Now, therefore I, Abraham Lincoln, President of the United States, by virtue of the power in me vested as Commander-in-Chief, of the Army and Navy of the United States in time of actual armed rebellion against the authority and government of the United States, and as a fit and necessary war measure for suppressing said rebellion, do, on this first day of January, in the year of our Lord one thousand eight hundred and sixty-three, and in accordance with my purpose so to do publicly proclaimed for the full period of one hundred days, from the day first above mentioned, order and designate as the States and parts of States wherein the people thereof respectively, are this day in rebellion against the United States, the following, to wit:

Arkansas, Texas, Louisiana, (except the Parishes of St. Bernard, Plaquemines, Jefferson, St. John, St. Charles, St. James Ascension, Assumption, Terrebonne, Lafourche, St. Mary, St. Martin, and Orleans, including the City of New Orleans) Mississippi, Alabama, Florida, Georgia, South Carolina, North Carolina, and Virginia, (except the forty-eight counties designated as West Virginia, and also the counties of Berkley, Accomac, Northampton, Elizabeth City, York, Princess Ann, and Norfolk, including the cities of Norfolk and Portsmouth[)], and which excepted parts, are for the present, left precisely as if this proclamation were not issued.

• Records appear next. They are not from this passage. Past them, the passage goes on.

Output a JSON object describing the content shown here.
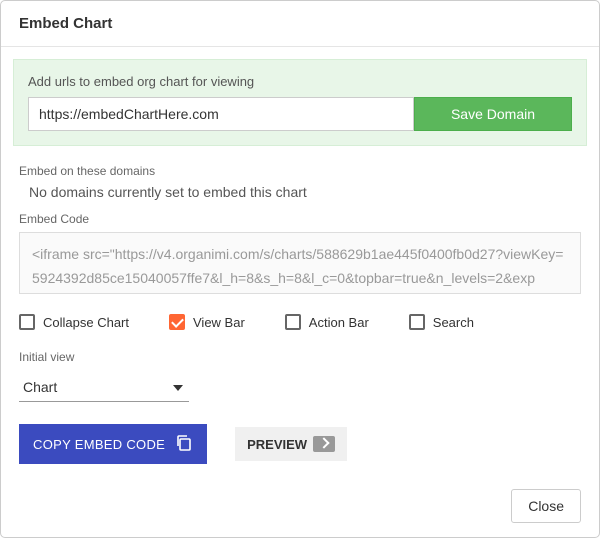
{
  "header": {
    "title": "Embed Chart"
  },
  "green": {
    "label": "Add urls to embed org chart for viewing",
    "url_value": "https://embedChartHere.com",
    "save_label": "Save Domain"
  },
  "domains": {
    "heading": "Embed on these domains",
    "empty": "No domains currently set to embed this chart"
  },
  "embed": {
    "heading": "Embed Code",
    "code": "<iframe src=\"https://v4.organimi.com/s/charts/588629b1ae445f0400fb0d27?viewKey=5924392d85ce15040057ffe7&l_h=8&s_h=8&l_c=0&topbar=true&n_levels=2&exp"
  },
  "checkboxes": {
    "collapse": "Collapse Chart",
    "viewbar": "View Bar",
    "actionbar": "Action Bar",
    "search": "Search"
  },
  "initial": {
    "label": "Initial view",
    "value": "Chart"
  },
  "buttons": {
    "copy": "COPY EMBED CODE",
    "preview": "PREVIEW",
    "close": "Close"
  }
}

And by virtue of the power, and for the purpose aforesaid, I do order and declare that all persons held as slaves within said designated States, and parts of States, are, and henceforward shall be free; and that the Executive government of the United States, including the military and naval authorities thereof, will recognize and maintain the freedom of said persons.

And I hereby enjoin upon the people so declared to be free to abstain from all violence, unless in necessary self-defence; and I recommend to them that, in all cases when allowed, they labor faithfully for reasonable wages.

And I further declare and make known, that such persons of suitable condition, will be received into the armed service of the United States to garrison forts, positions, stations, and other places, and to man vessels of all sorts in said service.

And upon this act, sincerely believed to be an act of justice, warranted by the Constitution, upon military necessity, I invoke the considerate judgment of mankind, and the gracious favor of Almighty God.

In witness whereof, I have hereunto set my hand and caused the seal of the United States to be affixed.

Done at the City of Washington, this first day of January, in the year of our Lord one thousand eight hundred and sixty three, and of the Independence of the United States of America the eighty-seventh.

By the President: ABRAHAM LINCOLN

WILLIAM H. SEWARD, Secretary of State.